The Emotional Side of Miscarriage
Everyone processes a miscarriage in their own way. Whether a person does not have a difficult time or is experiencing grief, these are normal responses. In fact, couples may not respond to a miscarriage in the same way. Because it is hard for others to understand what she is going through and what kind of support she may need, being open and honest in communicating how she is feeling will help others to know what they best can do at this time.
Though she may be grieving, there are some things a woman can do to help herself during this time of sorrow:
- Stay physically healthy. This is a stressful time emotionally, but also physically, and she will be experiencing many post-pregnancy symptoms. She can expect swings in her mood and energy levels. Eating nutritious foods, getting plenty of rest, and staying active will help her stay physically at her best.

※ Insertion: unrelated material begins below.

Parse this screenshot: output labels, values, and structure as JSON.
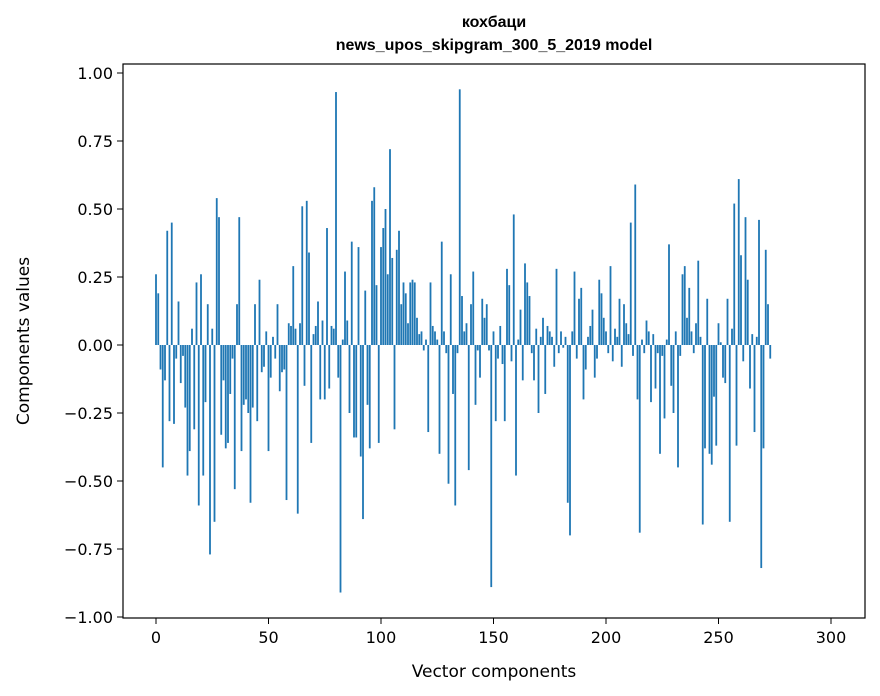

- Continue to share feelings. Family, friends, and her doctor can be a great support. If she has trouble sharing with friends and family about her experience, she may consider working with a counselor or minister, or seeking out a grief support group.
- She should give herself permission to grieve – to cry, journal, and sob as she processes her emotions in healthy ways. Trying to numb her feelings or push her emotions down could be more hurtful in the long run.
- Honor her baby’s memory in some way. She might name her baby, create a keepsake box, plant a tree, write a poem, or express herself in another way.